- Consumer lender Wisr (WZR) announces its first cashflow-positive quarter in its latest quarterly report, with December quarter revenue more than doubling year-on-year
- Wisr tabled $14.1 million in revenue over the December 2021 quarter — 140 per cent more than the same period in 2020 and 16 per cent more than the September 2021 quarter
- With Wisr also managing to cut operating expenditure over the December quarter, the company posted positive operating cashflow of around $1.3 million and EBTDA of roughly $400,000
- To help support its growth, Wisr appoints former National Disability Insurance Agency (NDIA) Deputy CEO Oliver Bladek as its new Chief Operating Office, effective as of January 31
- Shares in Wisr are up 8.57 per cent to 19 cents each at 2:14 pm AEDT
Consumer lender Wisr (WZR) has announced its first cashflow-positive quarter in its latest quarterly report, with December quarter revenue more than doubling year-on-year.
Wisr’s revenue for the three months to the end of December 2021 topped $14.1 million — a 140-per-cent increase on the same period in 2020 and a 16 per cent increase on the September 2021 quarter.
This marks the 22nd consecutive quarter of loan growth for Wisr, with the company flagging $136 million in loan originations during the December quarter — a 62 per cent increase on the previous corresponding period.
What’s more, this takes Wisr’s total loan originations to $879 million as of December 31, 2021.
Meanwhile, as loan originations grew, Wisr also managed to cut operating expenditure to $8.4 million from the September quarter’s $13.3 million.
The company’s performance over the quarter brought about some important firsts for Wisr: its first positive quarterly operating cashflow and positive cash earnings before tax, depreciation, and amortisation (EBTDA).
Wisr’s operating cashflow was positive by just shy of $1.3 million, while EBTDA came in positive at roughly $400,000.

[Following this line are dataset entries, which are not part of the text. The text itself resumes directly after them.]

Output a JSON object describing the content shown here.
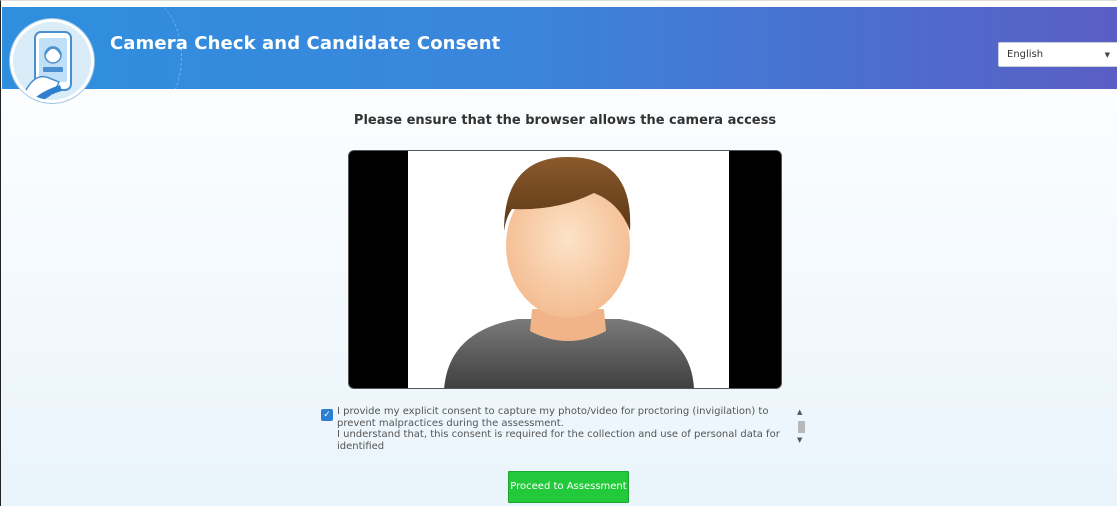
{
  "header": {
    "title": "Camera Check and Candidate Consent",
    "language": {
      "selected": "English"
    }
  },
  "main": {
    "instruction": "Please ensure that the browser allows the camera access",
    "consent": {
      "checked": true,
      "line1": "I provide my explicit consent to capture my photo/video for proctoring (invigilation) to prevent malpractices during the assessment.",
      "line2": "I understand that, this consent is required for the collection and use of personal data for identified"
    },
    "proceed_label": "Proceed to Assessment"
  },
  "colors": {
    "header_start": "#2f8fde",
    "header_end": "#5a5ec4",
    "proceed_button": "#22c93a",
    "checkbox": "#2a7fd4"
  },
  "icons": {
    "logo": "phone-selfie-icon",
    "avatar": "person-placeholder-icon"
  }
}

The company ended December with around $76 million of cash in the bank $205 million in undrawn debt, meaning the company had over $281 million in available funding at the end of the quarter.
Wisr CEO Anthony Nantes said the record quarter demonstrated the underlying strength in the company’s unit economics and the scalability of its platform.

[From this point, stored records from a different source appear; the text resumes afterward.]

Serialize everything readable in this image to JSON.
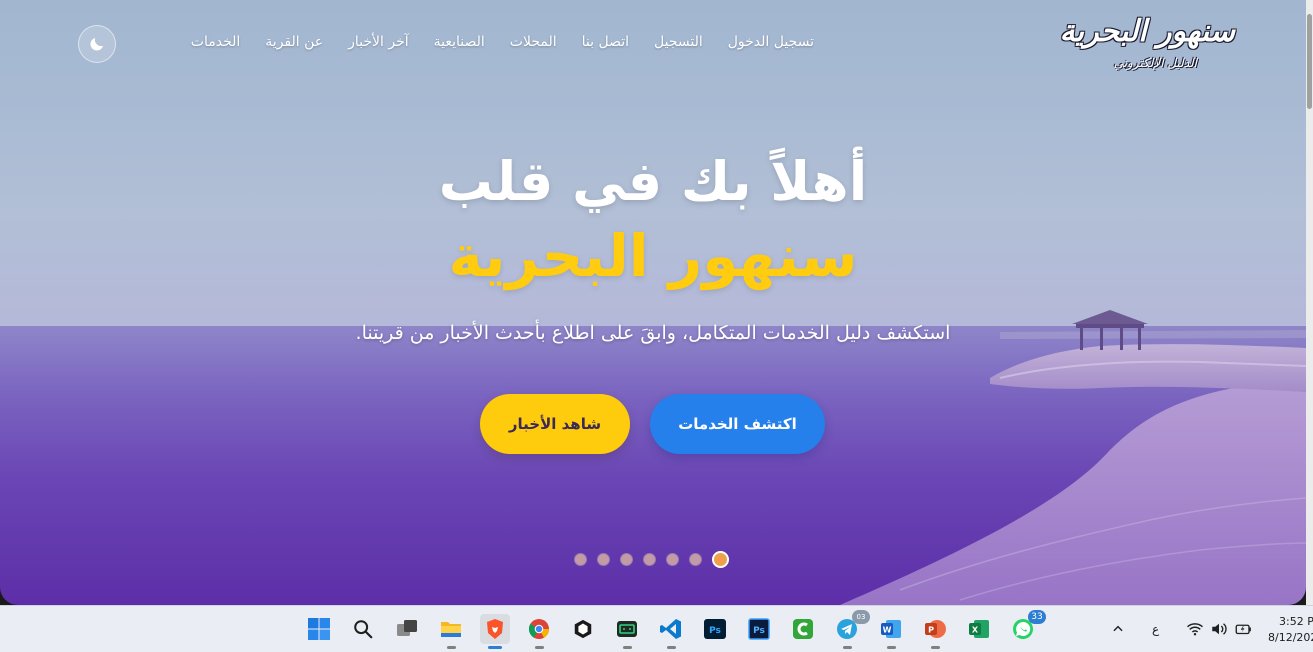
{
  "brand": {
    "logo_main": "سنهور البحرية",
    "logo_sub": "الدليل الإلكتروني"
  },
  "nav": {
    "items": [
      {
        "label": "الخدمات"
      },
      {
        "label": "عن القرية"
      },
      {
        "label": "آخر الأخبار"
      },
      {
        "label": "الصنايعية"
      },
      {
        "label": "المحلات"
      },
      {
        "label": "اتصل بنا"
      },
      {
        "label": "التسجيل"
      },
      {
        "label": "تسجيل الدخول"
      }
    ],
    "theme_toggle_icon": "moon-icon"
  },
  "hero": {
    "title_line1": "أهلاً بك في قلب",
    "title_line2": "سنهور البحرية",
    "subtitle": "استكشف دليل الخدمات المتكامل، وابقَ على اطلاع بأحدث الأخبار من قريتنا.",
    "primary_button": "اكتشف الخدمات",
    "secondary_button": "شاهد الأخبار",
    "slides_count": 7,
    "active_slide": 7
  },
  "colors": {
    "accent_yellow": "#ffcc10",
    "button_blue": "#2680ec",
    "active_dot": "#f0a04a"
  },
  "taskbar": {
    "apps": [
      {
        "icon": "windows-start-icon"
      },
      {
        "icon": "search-icon"
      },
      {
        "icon": "task-view-icon"
      },
      {
        "icon": "file-explorer-icon"
      },
      {
        "icon": "brave-browser-icon"
      },
      {
        "icon": "chrome-icon"
      },
      {
        "icon": "app-box-icon"
      },
      {
        "icon": "terminal-app-icon"
      },
      {
        "icon": "vscode-icon"
      },
      {
        "icon": "photoshop-icon"
      },
      {
        "icon": "photoshop-alt-icon"
      },
      {
        "icon": "camtasia-icon"
      },
      {
        "icon": "telegram-icon",
        "badge": "03"
      },
      {
        "icon": "word-icon"
      },
      {
        "icon": "powerpoint-icon"
      },
      {
        "icon": "excel-icon"
      },
      {
        "icon": "whatsapp-icon",
        "badge": "33"
      }
    ],
    "tray": {
      "language": "ع",
      "time": "3:52 P",
      "date": "8/12/202"
    }
  }
}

“These results have us well on track to deliver our medium-term target of a wholly-owned $1 billion loan book this calendar year,” Mr Nantes said.

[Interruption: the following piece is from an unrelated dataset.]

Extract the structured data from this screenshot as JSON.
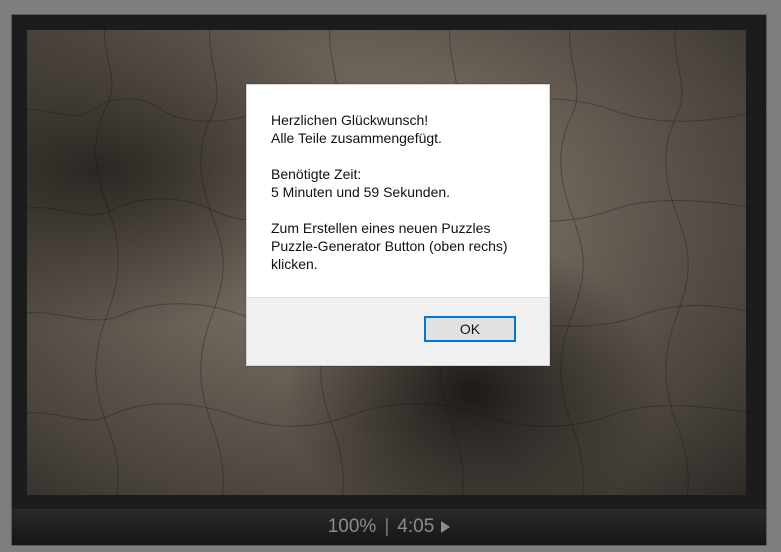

“Our treasury capability, market-leading unit economics, and prime loan book have been validated further by the introduction of one of Australia’s largest institutional fund managers, IFM, as a mezzanine investor in the Wisr Warehouse.”
He added that the company’s proprietary Financial Wellness Platform was resonating with the consumer sentiment shift evident throughout the pandemic as Australians think more about their financial wellbeing.
To help support its growth, Wisr has appointed former National Disability Insurance Agency (NDIA) Deputy CEO Oliver Bladek as its new Chief Operating Office, effective as of January 31.
Wisr management said Mr Bladek has almost two decades of experience in designing and delivering growth transformations to improve business’ performance and culture.
“As we take Wisr’s growth to the next level, we’re excited to have someone of Oliver’s calibre and experience on the Executive Leadership Team as we accelerate our revenue, path to profitability and operating leverage into H2 and beyond,” Mr Nantes said.
Shares in Wisr had spiked 8.57 per cent to 19 cents each at 2:14 pm AEDT. The company has a $257 million market cap.